Introduction to Big Data Testing, How to handle Big Data?, SQL Databases vs. NoSQL Databases, testing structured and unstructured databases.

What is Big Data?
Big Data means data that is huge in size. Big data is a term used to describe a collection of data that is huge in size and yet growing exponentially with time.
Examples of Big Data generation includes stock exchanges, social media sites, jet engines, etc.
Data formats in Big Data
1. Structured Data
This refers to data that is highly organized, It can be easily stored in any relational database. This also means that it can be easily retrieved / searched using simple queries.

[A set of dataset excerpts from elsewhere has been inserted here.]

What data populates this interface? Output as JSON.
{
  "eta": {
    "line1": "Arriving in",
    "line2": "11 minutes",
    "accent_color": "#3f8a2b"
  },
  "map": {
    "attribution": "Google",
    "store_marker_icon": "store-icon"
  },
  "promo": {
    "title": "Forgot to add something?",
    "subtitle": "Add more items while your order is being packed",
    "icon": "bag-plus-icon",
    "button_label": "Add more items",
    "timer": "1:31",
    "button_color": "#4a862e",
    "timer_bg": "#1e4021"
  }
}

Ex: Table (Columns and Rows)format data.
2. Semi Structured Data
Semi-structured data is not rigidly organized in a format that can allow it to be easily accessed and searched.
Semi-structured data is not usually stored in a relational database. It can contain tags and other metadata to implement a hierarchy and order.

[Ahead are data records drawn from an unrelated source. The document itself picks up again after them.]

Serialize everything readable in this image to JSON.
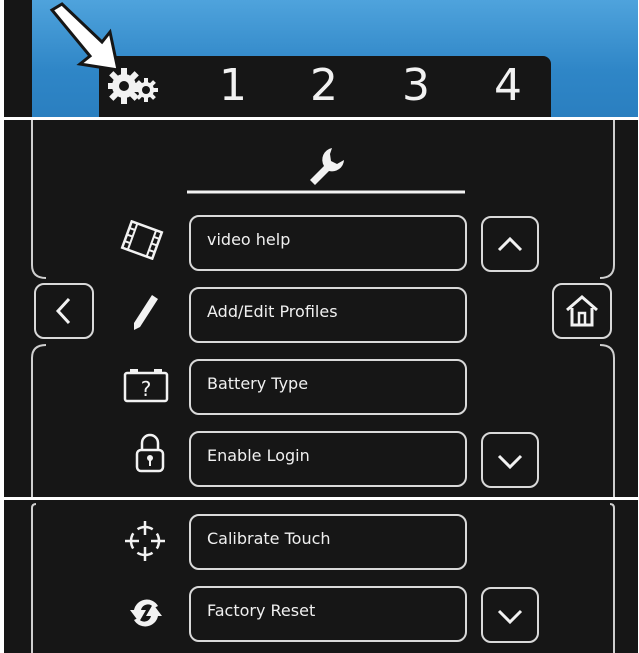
{
  "top_bar": {
    "tabs": [
      "1",
      "2",
      "3",
      "4"
    ],
    "background_color": "#2f86c7",
    "tab_strip_color": "#161616",
    "settings_icon": "gears-icon",
    "pointer_icon": "arrow-pointer-icon"
  },
  "settings_menu": {
    "header_icon": "wrench-icon",
    "back_icon": "chevron-left-icon",
    "home_icon": "home-icon",
    "scroll_up_icon": "chevron-up-icon",
    "scroll_down_icon": "chevron-down-icon",
    "items": [
      {
        "label": "video help",
        "icon": "film-icon"
      },
      {
        "label": "Add/Edit Profiles",
        "icon": "pencil-icon"
      },
      {
        "label": "Battery Type",
        "icon": "battery-question-icon"
      },
      {
        "label": "Enable Login",
        "icon": "padlock-icon"
      }
    ]
  },
  "settings_menu_scrolled": {
    "items": [
      {
        "label": "Calibrate Touch",
        "icon": "crosshair-icon"
      },
      {
        "label": "Factory Reset",
        "icon": "refresh-icon"
      }
    ]
  }
}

Examples of Semi-Structured Data
CSV, XML and JavaScript Object Notation (JSON)
3. Unstructured Data
Unstructured data does not have any predefined format, it does not follow a structured data model, and it is not organized into a predefined structure.
Examples of Unstructured Data
Images, videos, word documents, presentations, mp3 files etc.
Examples and Usage Of Big Data
E-commerce applications
Amazon, Flipkart and other e-commerce sites have millions of visitors each day with hundreds of thousands of products. They use Big Data to store information regarding products, customer and purchases.
Social Media applications
Social media sites Facebook, Twitter, Instagram, etc. use Big Data to generate huge amounts of data in terms of pictures, videos, likes, posts, comments etc.
Healthcare applications
Stock Market applications
Two types of Databases for storing the data
Relational or SQL Databases: MS Access, MS SQL Server, Oracle, MySQL, SyBase, DB2, DB/400, etc.
NoSQL Databases: MongoDB, CouchDB, CouchBase, Cassandra, HBase, Redis, etc.
What is Big Data Testing?
Testing of a big data application in order to ensure that all the functionalities of a big data application works as expected.
The General approach to test a Big Data Application involves the following stages.
1. Data Ingestion
The first step for deploying a big data solution is the data ingestion i.e. extraction of data from various sources.
The data source may be a CRM like Salesforce, Enterprise Resource Planning System like SAP, RDBMS like MySQL or any other log files, documents, social media feeds etc.
2. Data Processing
After data ingestion, the next step is to store the extracted data. The data either be stored in HDFS (Hadoop Distributed File System) or NoSQL database.
3. Validation of the Output
The final step in deploying a big data solution is the data processing. The data is processed through one of the processing frameworks like Spark, MapReduce, Pig, etc.
Big Data Testing Strategy?
There is various type of testing in Big Data projects such as Database testing, Functional testing, Infrastructure testing, and Performance Testing.
In Big data testing, QA engineers verify the successful processing of terabytes of data using commodity cluster and other supportive components.
Subsets of Big Data Testing
Data Ingestion Testing
Data Storage Testing
Data Processing Testing
Data Migration Testing
Big Data Tools For Data Analysis
Xplenty
Apache Hadoop
CDH (Cloudera Distribution for Hadoop)
Apache Cassandra
Knime
Datawrapper
MongoDB
Etc.
Challenges in Testing Big Data:
1. The volume of the data is one major challenge for testing.
2. Test environment and automation should be developed for different platforms
3. No single tool can perform end to end testing
4. High Degree of scripting is required for designing test cases
5. Automated Big Data Testing procedures are predefined and not suited for unexpected errors.